無権代理人の責任の特則(13条)[編集]

無権代理人の免責事由(民法117条2項)を、意思表示の相手方が悪意重過失であることを要求することにより、限定して、無権代理人の責任を加重したこと。

発生[編集]

電子記録債権の発生(15条)[編集]

電子記録債権(保証記録に係るもの及び特別求償権を除く)は、発生記録することによって生じる。

発生記録(16条)[編集]

  • 必要的記録事項は、債務者が支払うべき金額、支払期日、債権者及び債務者の氏名等とすること。
  • 任意的記録事項は、支払方法の定め、債権者又は債務者が個人事業主である旨、譲渡記録を禁止又は制限する旨の記録等とすること。
  • 消費者(消費者契約法に定める「消費者」と同義。以下同じ)についてされた個人事業主である旨の記録は、その効力を有しないこと。

譲渡[編集]

電子記録債権の譲渡(17条)[編集]

電子記録債権の譲渡は、譲渡記録をしなければその効力を生じないものとすること。

譲渡記録(18条)[編集]

  • 必要的記録事項は、譲受人の氏名等とし、その任意的記録事項は、譲渡人が個人事業主である旨、譲渡人と譲受人の間の通知の方法等とすること。
  • 消費者についてされた個人事業主である旨の記録は、その効力を有しないこと。
  • 電子債権記録機関は、発生記録において譲渡記録を禁止又は制限する旨の記録がなされているときは、その記録に抵触する譲渡記録をしてはならない。

善意取得(19条)[編集]

  • 譲渡記録の請求により譲受人として記録されている者は、悪意重過失でない限り、当該電子記録債権を取得するものとすること。
  • 前項の規定は、発生記録に善意取得の規定を適用しない旨の記録がある場合や譲渡人が個人(事業主記録があるものは除く)であって譲受人に対する意思表示が効力を有しない場合でその譲渡記録の後に転得者が譲渡記録を受けた場合等は適用しない。

抗弁の切断(20条)[編集]

  • 電子記録債務者は、電子記録債権の債権者が当該電子記録債務者を害することを知って当該電子記録債権を取得した場合を除き、当該債権者に当該電子記録債権者を譲渡した者に対する人的抗弁をもって当該債権者に対抗できないものとする。
  • 前項の規定は、発生記録または保証記録において人的抗弁の切断を適用しない旨記録されている場合や電子記録債務者が個人(事業者記録がなされているものを除く)である場合は適用しない。

消滅[編集]

支払免責(21条)[編集]

電子記録名義人に対してした電子記録債権についての支払は、当該電子記録名義人がその支払を受ける権利を有しなくてもその効力を有する。ただし、その支払をした者に悪意又は重大な過失があるときはこの限りではない。

混同等(22条)[編集]

電子記録債務者(一般承継人を含む。)が電子記録債権を取得しても、混同を理由とする支払等記録がされないかぎり、民法520条本文の規定にかかわらず、当該電子記録債権は消滅しない。

消滅時効(23条)[編集]

電子記録債権の消滅時効は3年である。

支払等記録の請求(25条)[編集]

支払等記録は、電子記録義務者(一般に電子記録債権債権者)、電子記録義務者の承諾を得た電子記録債務者等だけが請求できる。電子記録債務者は、電子記録義務者に対し支払等をした場合は、支払等記録をするよう請求することができ、支払をする者は、支払と引き換えに支払等記録の承諾をすることを求めることができる。

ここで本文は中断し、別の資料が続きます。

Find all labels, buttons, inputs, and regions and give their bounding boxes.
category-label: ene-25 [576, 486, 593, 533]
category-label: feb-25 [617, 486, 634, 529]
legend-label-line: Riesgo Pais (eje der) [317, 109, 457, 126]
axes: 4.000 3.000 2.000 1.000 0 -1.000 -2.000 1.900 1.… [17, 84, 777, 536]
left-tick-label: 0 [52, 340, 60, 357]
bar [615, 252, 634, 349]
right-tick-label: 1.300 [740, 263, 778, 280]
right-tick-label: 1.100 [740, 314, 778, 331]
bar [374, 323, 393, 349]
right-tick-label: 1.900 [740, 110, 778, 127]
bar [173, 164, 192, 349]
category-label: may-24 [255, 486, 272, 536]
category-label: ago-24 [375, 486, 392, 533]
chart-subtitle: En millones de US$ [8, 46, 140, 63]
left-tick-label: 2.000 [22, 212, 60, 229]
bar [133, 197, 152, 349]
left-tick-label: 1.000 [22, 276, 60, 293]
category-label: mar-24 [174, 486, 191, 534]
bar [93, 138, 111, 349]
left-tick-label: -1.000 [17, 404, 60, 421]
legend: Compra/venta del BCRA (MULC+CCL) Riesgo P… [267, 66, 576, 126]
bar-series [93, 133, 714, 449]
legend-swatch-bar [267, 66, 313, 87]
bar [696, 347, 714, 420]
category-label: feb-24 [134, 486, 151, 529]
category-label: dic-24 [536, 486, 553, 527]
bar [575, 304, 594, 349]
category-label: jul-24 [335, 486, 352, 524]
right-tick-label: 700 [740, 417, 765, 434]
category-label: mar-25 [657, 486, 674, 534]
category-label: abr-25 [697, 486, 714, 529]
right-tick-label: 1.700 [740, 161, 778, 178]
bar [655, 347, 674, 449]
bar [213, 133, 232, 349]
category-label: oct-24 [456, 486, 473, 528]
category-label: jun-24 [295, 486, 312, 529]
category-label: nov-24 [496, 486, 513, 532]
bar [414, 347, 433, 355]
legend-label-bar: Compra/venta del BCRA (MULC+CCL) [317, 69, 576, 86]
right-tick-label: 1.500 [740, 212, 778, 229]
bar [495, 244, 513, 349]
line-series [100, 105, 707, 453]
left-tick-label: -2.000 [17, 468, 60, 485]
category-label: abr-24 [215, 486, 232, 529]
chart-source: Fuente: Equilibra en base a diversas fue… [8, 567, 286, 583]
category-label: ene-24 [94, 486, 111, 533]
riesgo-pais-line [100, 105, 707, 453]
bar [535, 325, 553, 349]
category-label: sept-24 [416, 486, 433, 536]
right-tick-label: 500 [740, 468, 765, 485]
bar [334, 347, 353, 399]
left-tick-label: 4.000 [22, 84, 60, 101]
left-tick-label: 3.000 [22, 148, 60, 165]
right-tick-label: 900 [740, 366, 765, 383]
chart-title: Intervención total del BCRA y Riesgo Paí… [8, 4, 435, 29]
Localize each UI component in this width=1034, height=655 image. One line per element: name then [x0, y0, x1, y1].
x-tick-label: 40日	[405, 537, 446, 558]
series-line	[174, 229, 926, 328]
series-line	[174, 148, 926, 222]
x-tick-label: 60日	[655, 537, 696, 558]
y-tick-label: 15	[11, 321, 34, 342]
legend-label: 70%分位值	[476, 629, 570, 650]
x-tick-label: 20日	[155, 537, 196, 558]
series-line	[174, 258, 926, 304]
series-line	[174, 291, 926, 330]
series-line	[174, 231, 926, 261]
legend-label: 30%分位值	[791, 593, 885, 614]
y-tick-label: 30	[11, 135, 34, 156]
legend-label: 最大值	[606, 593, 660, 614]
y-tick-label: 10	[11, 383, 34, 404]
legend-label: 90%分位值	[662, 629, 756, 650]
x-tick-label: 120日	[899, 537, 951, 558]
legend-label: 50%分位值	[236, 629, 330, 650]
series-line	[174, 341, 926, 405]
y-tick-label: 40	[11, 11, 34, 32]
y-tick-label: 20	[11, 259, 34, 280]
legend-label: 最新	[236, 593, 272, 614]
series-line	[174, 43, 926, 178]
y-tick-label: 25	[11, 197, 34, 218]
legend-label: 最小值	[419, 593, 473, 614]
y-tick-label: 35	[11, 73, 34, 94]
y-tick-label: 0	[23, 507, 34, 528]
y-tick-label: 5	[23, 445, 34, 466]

口座間送金決済等に関する措置(62条~66条)[編集]

銀行から支払記録債権に係る債務の全額について口座間送金決済があった旨通知があったときは、電子債権記録機関は支払等記録をしなければならない。したがって、銀行で決済する場合、一般に送金と同時に支払等記録がなされることになるので、改めて債務者の方から支払等記録の請求を改めて行うことなく、ほぼ自動的に支払等記録がなされることになる。

記録事項の変更[編集]

電子記録債権又はこれを目的とする質権の内容の意思表示による変更は、この法律に別段の定めがある場合を除き変更記録をしなければ効力を生じない。変更記録の請求は、原則として当該変更記録につき電子記録上の利害関係を有する者の全員がしなければならない。

変更等の請求が無効等の場合は、電子記録債務者は当該変更記録前の債権内容に従って責任を負う。ただし、当該変更記録の請求における相手方に対する意思表示を適法にした者の間では、当該意思表示をした電子記録債務者は、当該変更記録以後の債権記録の内容について責任を負う。ただし、変更記録後に債務を負担をした電子記録債務者は、当該変更記録後の債権記録の内容に従って責任を負う。

電子記録保証[編集]

保証記録による電子記録の発生(31条)[編集]

電子記録保証に係る電子記録債権は、保証記録をすることによって生じる(効力要件)。

電子記録保証の独立性(33条)[編集]

電子記録保証債務は、その主債務者として記録されている者がその主債務を負担しない場合でも、その効力をさまたげられない。ただし、電子記録保証人が個人(個人事業者である旨記録されている者を除く)である場合は適用しない。

民法等の適用除外(34条)[編集]

民法452条(催告の抗弁)、453条(検索の抗弁)及び456条から458条(数人の保証人がある場合、分割債務になる旨の規定や時効の中断、相殺等の絶対効等に関する規定)並びに商法511条2項の規定は適用しない。

ただし、電子記録保証人が個人(個人事業主である旨記録されている場合を除く)である場合は、主債務者の債権による相殺をもって債権者に対抗することができる。

特別求償権(35条)[編集]

電子記録保証人が弁済その他自己の財産をもって主たる債務として記録された債務を消滅させるべき行為をした場合において、その旨の支払等記録がされたときに取得する電子記録債権について、民法459条、462条、463条及び465条の規定にかかわらず、主債務者等に対し出えんにより共同の免責を得た額、出えんをした日以後の遅延損害金の額及び避けることのできなかった費用の額の合計額について電子記録債権を取得する。

質権[編集]

電子記録債権の質入れ(36条)[編集]

電子記録債権を目的とする質権の設定は、質権設定契約をしなければその効力を生じない。

善意取得及び抗弁の切断(38条)[編集]

善意取得及び抗弁の切断の規定は、質権設定記録について準用する。

分割[編集]

電子記録債権は、分割(債権者又は債務者として記録されているものが2人以上いる場合において、特定の債権者又は債務者について分離することを含む)をすることができる。

債権記録の失効(77条)[編集]

電子債権記録機関が業務移転命令を受けた場合において、当該命令において定められた期限内にその電子債権記録業を移転することなく当該期限を経過したときは、その備える記録原簿に記録されている債権記録は、その効力を失うものとするとともに、当該債権記録に記録された電子記録債権の内容をその権利の内容とする指名債権として存続する。

電子債権記録機関[編集]

電子債権記録機関は、取締役会等を設置する株式会社について、主務大臣(法務大臣及び内閣総理大臣)が指定し、所要の規定がある。